We allow an additive fairness slack of 0.05. That is, when training and evaluating the fairness constraints, the true positive rate difference between protected group has to be at least that of the overall dataset up to a slack of at most 0.05. Thus, the fairness constraints would be of the form TPR_p >= TPR - 0.05, where TPR_p and TPR denotes the true positive rates of the protected group and the overall dataset, respectively.
In [8]:
model = Model(tpr_max_diff=0.05)
model.build_train_op(0.01, unconstrained=False)
# training_helper returns the list of errors and violations over each epoch.
train_errors, train_violations, test_errors, test_violations = training_helper(
model,
train_df,
test_df,
100,
num_iterations_per_loop=326,
num_loops=40)
In [9]:
print("Train Error", train_errors[-1])
print("Train Violation", max(train_violations[-1]))
print()
print("Test Error", test_errors[-1])
print("Test Violation", max(test_violations[-1]))

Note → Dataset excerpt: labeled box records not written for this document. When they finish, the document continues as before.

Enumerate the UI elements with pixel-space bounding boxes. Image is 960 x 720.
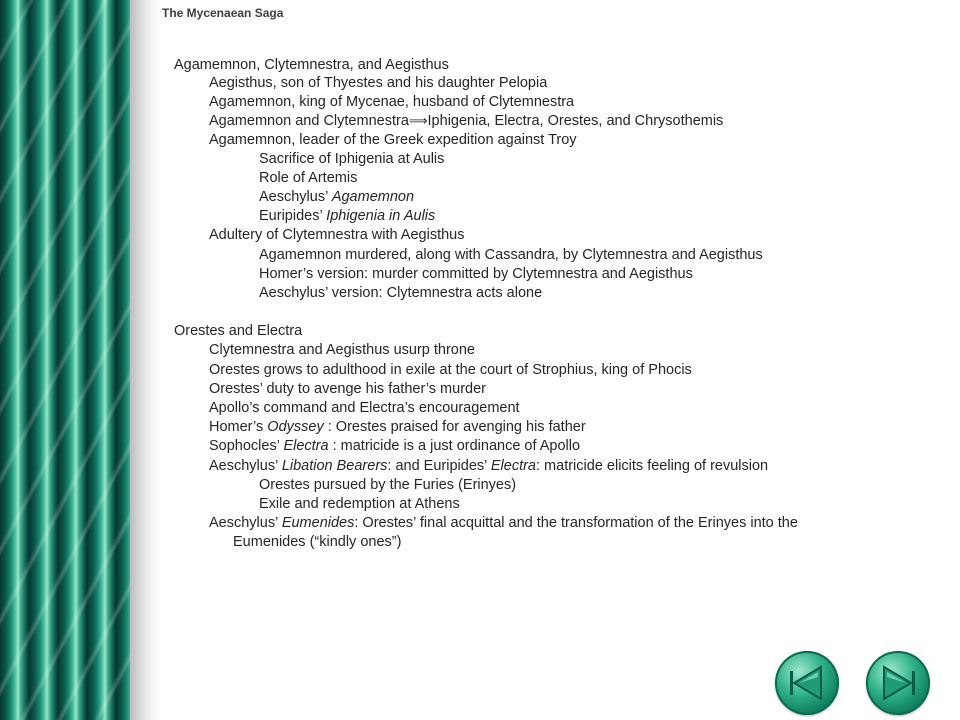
triangle-right-icon xyxy=(866,651,930,715)
outline-text: : and Euripides’ xyxy=(387,458,491,474)
outline-line xyxy=(259,265,693,283)
slide-header-title: The Mycenaean Saga xyxy=(162,6,284,20)
outline-line xyxy=(259,284,542,302)
outline-text: Iphigenia, Electra, Orestes, and Chrysothemis xyxy=(427,113,724,129)
outline-text: Aeschylus’ xyxy=(209,458,282,474)
outline-line xyxy=(174,56,449,74)
outline-line xyxy=(259,476,516,494)
next-slide-button[interactable] xyxy=(866,651,930,715)
outline-line xyxy=(259,188,414,206)
outline-text: Euripides’ xyxy=(259,208,327,224)
outline-line xyxy=(209,131,577,149)
outline-text: Agamemnon, king of Mycenae, husband of Clytemnestra xyxy=(209,94,575,110)
outline-text: Orestes grows to adulthood in exile at the court of Strophius, king of Phocis xyxy=(209,362,692,378)
outline-text: : matricide is a just ordinance of Apollo xyxy=(328,438,581,454)
implies-arrow: ⟹ xyxy=(408,114,428,129)
outline-line xyxy=(259,246,763,264)
outline-text: Agamemnon murdered, along with Cassandra, by Clytemnestra and Aegisthus xyxy=(259,247,763,263)
outline-line xyxy=(209,418,586,436)
outline-line xyxy=(259,495,460,513)
outline-text: Sacrifice of Iphigenia at Aulis xyxy=(259,151,445,167)
outline-text: Apollo’s command and Electra’s encouragement xyxy=(209,400,520,416)
outline-text: Role of Artemis xyxy=(259,170,358,186)
outline-text: Agamemnon and Clytemnestra xyxy=(209,113,409,129)
outline-text: Orestes pursued by the Furies (Erinyes) xyxy=(259,477,517,493)
outline-text: Agamemnon, leader of the Greek expedition against Troy xyxy=(209,132,577,148)
outline-line xyxy=(209,437,580,455)
outline-line xyxy=(259,169,357,187)
outline-line xyxy=(209,226,464,244)
outline-line xyxy=(209,93,574,111)
outline-text: Orestes and Electra xyxy=(174,323,303,339)
outline-text: : Orestes praised for avenging his father xyxy=(323,419,586,435)
outline-text: Homer’s xyxy=(209,419,268,435)
outline-line xyxy=(209,399,520,417)
triangle-left-icon xyxy=(775,651,839,715)
work-title: Odyssey xyxy=(267,419,324,435)
work-title: Eumenides xyxy=(281,515,355,531)
outline-line xyxy=(174,322,302,340)
outline-text: Aegisthus, son of Thyestes and his daughter Pelopia xyxy=(209,75,548,91)
outline-text: : matricide elicits feeling of revulsion xyxy=(536,458,769,474)
outline-line xyxy=(259,150,444,168)
outline-line xyxy=(209,514,798,532)
previous-slide-button[interactable] xyxy=(775,651,839,715)
outline-text: Sophocles’ xyxy=(209,438,284,454)
work-title: Libation Bearers xyxy=(281,458,388,474)
outline-text: Homer’s version: murder committed by Clytemnestra and Aegisthus xyxy=(259,266,693,282)
outline-text: Clytemnestra and Aegisthus usurp throne xyxy=(209,342,475,358)
outline-line xyxy=(209,112,723,131)
outline-line xyxy=(233,533,401,551)
work-title: Iphigenia in Aulis xyxy=(326,208,436,224)
outline-text: Agamemnon, Clytemnestra, and Aegisthus xyxy=(174,57,449,73)
outline-text: Adultery of Clytemnestra with Aegisthus xyxy=(209,227,465,243)
outline-text: Aeschylus’ xyxy=(259,189,332,205)
work-title: Agamemnon xyxy=(331,189,415,205)
outline-line xyxy=(209,457,768,475)
outline-text: Orestes’ duty to avenge his father’s murder xyxy=(209,381,486,397)
outline-line xyxy=(209,74,547,92)
work-title: Electra xyxy=(490,458,536,474)
outline-line xyxy=(209,380,486,398)
work-title: Electra xyxy=(283,438,329,454)
outline-line xyxy=(259,207,435,225)
outline-line xyxy=(209,341,475,359)
outline-text: Aeschylus’ version: Clytemnestra acts alone xyxy=(259,285,543,301)
outline-text: : Orestes’ final acquittal and the transformation of the Erinyes into the xyxy=(354,515,798,531)
outline-text: Eumenides (“kindly ones”) xyxy=(233,534,402,550)
outline-text: Exile and redemption at Athens xyxy=(259,496,460,512)
outline-line xyxy=(209,361,692,379)
outline-text: Aeschylus’ xyxy=(209,515,282,531)
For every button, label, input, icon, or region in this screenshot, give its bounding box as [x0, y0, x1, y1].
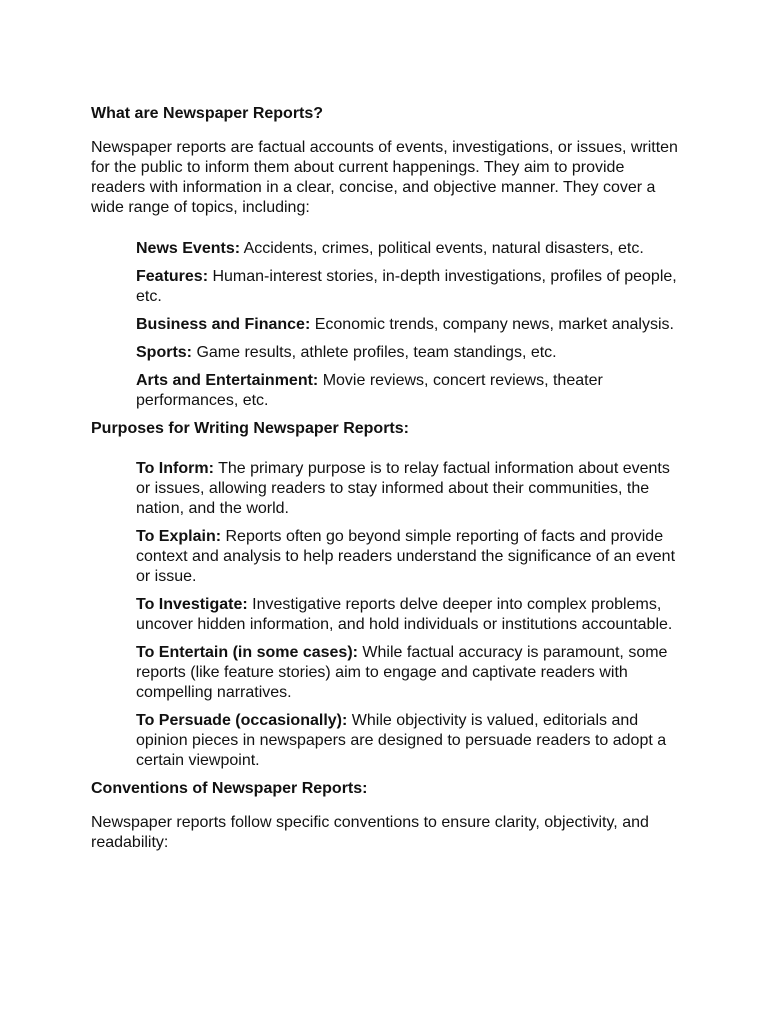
item-term: Business and Finance: [136, 316, 311, 333]
item-term: Features: [136, 268, 209, 285]
item-term: Arts and Entertainment: [136, 372, 319, 389]
list-item [136, 315, 681, 335]
list-item [136, 239, 681, 259]
item-term: Sports: [136, 344, 192, 361]
item-text: While objectivity is valued, editorials and opinion pieces in newspapers are designed to persuade readers to adopt a certain viewpoint. [136, 712, 667, 769]
item-text: Reports often go beyond simple reporting of facts and provide context and analysis to help readers understand the significance of an event or issue. [136, 528, 676, 585]
item-text: Movie reviews, concert reviews, theater performances, etc. [136, 372, 603, 409]
item-text: Accidents, crimes, political events, natural disasters, etc. [240, 240, 644, 257]
item-term: To Investigate: [136, 596, 248, 613]
item-term: News Events: [136, 240, 241, 257]
item-term: To Persuade (occasionally): [136, 712, 348, 729]
item-text: Human-interest stories, in-depth investigations, profiles of people, etc. [136, 268, 677, 305]
item-term: To Explain: [136, 528, 222, 545]
section-heading-what-are-reports: What are Newspaper Reports? [91, 105, 324, 122]
item-text: While factual accuracy is paramount, some reports (like feature stories) aim to engage and captivate readers with compelling narratives. [136, 644, 668, 701]
list-item [136, 527, 681, 587]
list-item [136, 643, 681, 703]
purposes-list [91, 459, 681, 771]
list-item [136, 459, 681, 519]
item-text: The primary purpose is to relay factual information about events or issues, allowing readers to stay informed about their communities, the nation, and the world. [136, 460, 670, 517]
list-item [136, 267, 681, 307]
item-text: Game results, athlete profiles, team standings, etc. [192, 344, 557, 361]
item-text: Investigative reports delve deeper into complex problems, uncover hidden information, and hold individuals or institutions accountable. [136, 596, 673, 633]
item-term: To Inform: [136, 460, 214, 477]
list-item [136, 595, 681, 635]
item-text: Economic trends, company news, market analysis. [310, 316, 674, 333]
section-intro-paragraph: Newspaper reports are factual accounts of events, investigations, or issues, written for the public to inform them about current happenings. They aim to provide readers with information in a clear, concise, and objective manner. They cover a wide range of topics, including: [91, 139, 678, 216]
list-item [136, 343, 681, 363]
section-heading-conventions: Conventions of Newspaper Reports: [91, 780, 368, 797]
item-term: To Entertain (in some cases): [136, 644, 358, 661]
list-item [136, 371, 681, 411]
section-intro-paragraph: Newspaper reports follow specific conventions to ensure clarity, objectivity, and readability: [91, 814, 649, 851]
section-heading-purposes: Purposes for Writing Newspaper Reports: [91, 420, 409, 437]
list-item [136, 711, 681, 771]
topics-list [91, 239, 681, 411]
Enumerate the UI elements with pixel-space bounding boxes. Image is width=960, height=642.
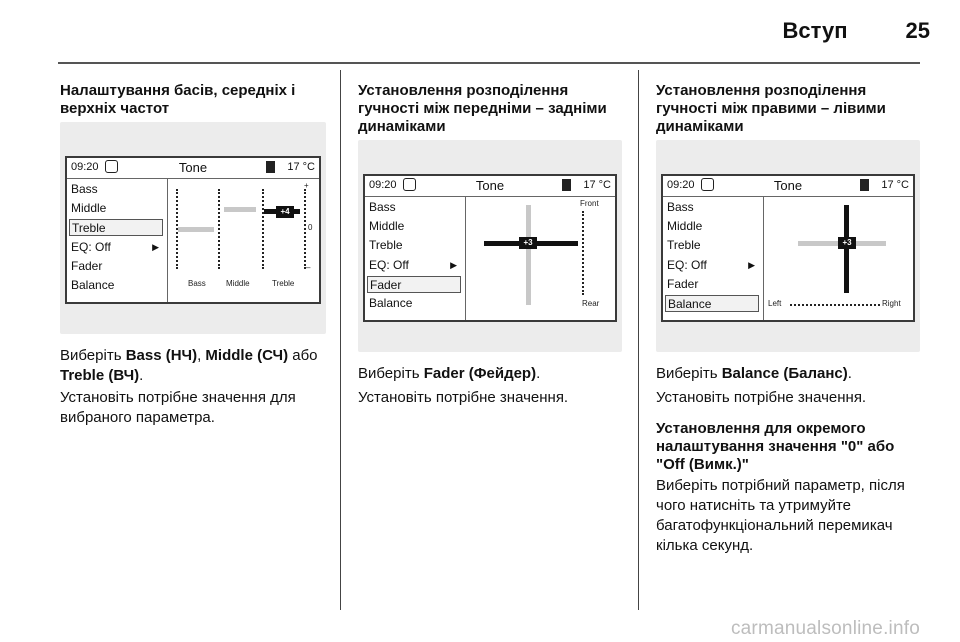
- column-divider-2: [638, 70, 639, 610]
- column-1: [60, 82, 328, 118]
- screenshot-balance: [656, 140, 920, 352]
- col1-paragraph-1: [60, 346, 328, 386]
- balance-vertical-line: [844, 205, 849, 293]
- arrow-right-icon: ▶: [450, 260, 457, 270]
- section-heading-reset: Установлення для окремого налаштування значення "0" або "Off (Вимк.)": [656, 420, 895, 473]
- display-screen: [661, 174, 915, 322]
- text-fragment: .: [847, 365, 852, 382]
- screen-time: 09:20: [667, 179, 695, 191]
- eq-panel: [168, 179, 319, 302]
- middle-slider-track[interactable]: [218, 189, 222, 269]
- arrow-right-icon: ▶: [152, 242, 159, 252]
- menu-item-fader[interactable]: Fader: [667, 277, 699, 291]
- thermometer-icon: [860, 179, 869, 191]
- screen-menu: [365, 197, 466, 320]
- fader-vertical-line: [526, 205, 531, 305]
- display-screen: [363, 174, 617, 322]
- text-fragment: ,: [197, 347, 206, 364]
- text-fragment: Виберіть: [60, 347, 126, 364]
- menu-item-eq[interactable]: [665, 257, 759, 274]
- menu-item-balance[interactable]: Balance: [369, 296, 413, 310]
- screenshot-fader: [358, 140, 622, 352]
- col3-paragraph-2: [656, 388, 924, 408]
- menu-item-eq-label: EQ: Off: [71, 240, 111, 254]
- thermometer-icon: [562, 179, 571, 191]
- menu-item-balance[interactable]: Balance: [665, 295, 759, 312]
- screenshot-tone-eq: [60, 122, 326, 334]
- header-divider: [58, 62, 920, 64]
- menu-item-fader[interactable]: Fader: [71, 259, 103, 273]
- instruction-text: Установіть потрібне значення.: [656, 389, 867, 406]
- screen-menu: [67, 179, 168, 302]
- middle-axis-label: Middle: [226, 279, 250, 288]
- page-header-title: Вступ: [782, 18, 848, 43]
- fader-panel: [466, 197, 615, 320]
- left-label: Left: [768, 299, 782, 308]
- scale-zero-label: 0: [308, 223, 313, 232]
- col1-paragraph-2: [60, 388, 328, 428]
- menu-item-eq[interactable]: [69, 239, 163, 256]
- text-fragment: .: [536, 365, 541, 382]
- footer-watermark: carmanualsonline.info: [730, 618, 920, 639]
- col3-paragraph-3: [656, 476, 924, 556]
- balance-value-knob: +3: [838, 237, 856, 249]
- bass-axis-label: Bass: [188, 279, 206, 288]
- balance-scale-track[interactable]: [790, 304, 880, 306]
- instruction-text: Виберіть потрібний параметр, після чого натисніть та утримуйте багатофункціональний перемикач кілька секунд.: [656, 477, 905, 554]
- menu-item-middle[interactable]: Middle: [667, 219, 703, 233]
- menu-item-eq-label: EQ: Off: [369, 258, 409, 272]
- section-heading-tone: Налаштування басів, середніх і верхніх частот: [60, 82, 296, 117]
- rear-label: Rear: [582, 299, 600, 308]
- menu-item-bass[interactable]: Bass: [71, 182, 98, 196]
- instruction-text: Установіть потрібне значення.: [358, 389, 569, 406]
- menu-item-eq-label: EQ: Off: [667, 258, 707, 272]
- bass-level-bar: [178, 227, 214, 232]
- col2-paragraph-1: [358, 364, 626, 384]
- screen-topbar: [365, 176, 615, 197]
- fader-value-knob: +3: [519, 237, 537, 249]
- menu-item-treble[interactable]: Treble: [667, 238, 701, 252]
- front-label: Front: [580, 199, 599, 208]
- treble-axis-label: Treble: [272, 279, 295, 288]
- menu-item-bass[interactable]: Bass: [369, 200, 396, 214]
- text-fragment: .: [139, 367, 144, 384]
- term-bass: Bass (НЧ): [125, 347, 198, 364]
- treble-slider-track[interactable]: [262, 189, 266, 269]
- scale-minus-label: –: [306, 263, 311, 272]
- menu-item-bass[interactable]: Bass: [667, 200, 694, 214]
- thermometer-icon: [266, 161, 275, 173]
- instruction-text: Установіть потрібне значення для вибраного параметра.: [60, 389, 296, 426]
- column-2: [358, 82, 626, 136]
- menu-item-balance[interactable]: Balance: [71, 278, 115, 292]
- screen-title: Tone: [773, 178, 803, 193]
- menu-item-middle[interactable]: Middle: [369, 219, 405, 233]
- screen-menu: [663, 197, 764, 320]
- menu-item-eq[interactable]: [367, 257, 461, 274]
- col3-subheading: [656, 420, 924, 474]
- screen-time: 09:20: [369, 179, 397, 191]
- arrow-right-icon: ▶: [748, 260, 755, 270]
- screen-time: 09:20: [71, 161, 99, 173]
- screen-topbar: [663, 176, 913, 197]
- screen-title: Tone: [178, 160, 208, 175]
- term-middle: Middle (СЧ): [205, 347, 289, 364]
- screen-topbar: [67, 158, 319, 179]
- text-fragment: Виберіть: [656, 365, 722, 382]
- screen-title: Tone: [475, 178, 505, 193]
- display-screen: [65, 156, 321, 304]
- column-divider-1: [340, 70, 341, 610]
- text-fragment: Виберіть: [358, 365, 424, 382]
- treble-value-knob: +4: [276, 206, 294, 218]
- screen-temperature: 17 °C: [881, 179, 909, 191]
- menu-item-treble[interactable]: Treble: [69, 219, 163, 236]
- menu-item-fader[interactable]: Fader: [367, 276, 461, 293]
- fader-scale-track[interactable]: [582, 211, 586, 295]
- middle-level-bar: [224, 207, 256, 212]
- section-heading-fader: Установлення розподілення гучності між передніми – задніми динаміками: [358, 82, 607, 135]
- section-heading-balance: Установлення розподілення гучності між правими – лівими динаміками: [656, 82, 886, 135]
- text-fragment: або: [288, 347, 318, 364]
- col3-paragraph-1: [656, 364, 924, 384]
- term-treble: Treble (ВЧ): [60, 367, 140, 384]
- right-label: Right: [882, 299, 901, 308]
- menu-item-treble[interactable]: Treble: [369, 238, 403, 252]
- scale-plus-label: +: [304, 181, 309, 190]
- page-number: 25: [905, 18, 930, 43]
- balance-panel: [764, 197, 913, 320]
- menu-item-middle[interactable]: Middle: [71, 201, 107, 215]
- col2-paragraph-2: [358, 388, 626, 408]
- screen-temperature: 17 °C: [583, 179, 611, 191]
- column-3: [656, 82, 924, 136]
- screen-temperature: 17 °C: [287, 161, 315, 173]
- term-fader: Fader (Фейдер): [423, 365, 537, 382]
- term-balance: Balance (Баланс): [721, 365, 848, 382]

As discussed in [CotterEtAl18b], the last iterate may not be the best choice and suggests a simple heuristic to choose the best iterate out of the ones found after each epoch. The heuristic proceeds by ranking each of the solutions based on accuracy and fairness separately with respect to the training data. Any solutions which satisfy the constraints are equally ranked top in terms fairness. Each solution thus has two ranks. Then, the chosen solution is the one with the smallest maximum of the two ranks. We see that this improves the fairness and can find a better accuracy / fairness trade-off on the training data.
This solution can be calculated using find_best_candidate_index given the list of training errors and violations associated with each of the epochs.
In [10]:
best_cand_index = tfco.find_best_candidate_index(train_errors, train_violations)
print("Train Error", train_errors[best_cand_index])
print("Train Violation", max(train_violations[best_cand_index]))
print()
print("Test Error", test_errors[best_cand_index])
print("Test Violation", max(test_violations[best_cand_index]))
As discussed in [CoJiSr19], neither the best nor last iterate will come with theoretical guarantees. One can instead use randomized solutions, which come with theoretical guarantees. However, as discussed in [CotterEtAl18b], there may not always be a clear practical benefits. We show how to use these solutions here for sake of completeness.
In [11]:
print("Train Error", np.mean(train_errors))
print("Train Violation", max(np.mean(train_violations, axis=0)))
print()
print("Test Error", np.mean(test_errors))
print("Test Violation", max(np.mean(test_violations, axis=0)))
[CoJiSr19] presents a method which shrinks down the T-stochastic solution down to one that is supported on at most (m+1) points where m is the number of constraints and is guaranteed to be at least as good as the T-stochastic solution. Here we see that indeed there is benefit in performing the shrinking.
This solution can be computed using find_best_candidate_distribution by passing in the training errors and violations found at each epoch and returns the weight of each constituent. We see that indeed, it is sparse.
In [12]:
cand_dist = tfco.find_best_candidate_distribution(train_errors, train_violations)
print(cand_dist)
In [13]:
m_stoch_error_train, m_stoch_violations_train = _get_exp_error_rate_constraints(cand_dist, train_errors, train_violations)
m_stoch_error_test, m_stoch_violations_test = _get_exp_error_rate_constraints(cand_dist, test_errors, test_violations)
print("Train Error", m_stoch_error_train)
print("Train Violation", max(m_stoch_violations_train))
print()
print("Test Error", m_stoch_error_test)
print("Test Violation", max(m_stoch_violations_test))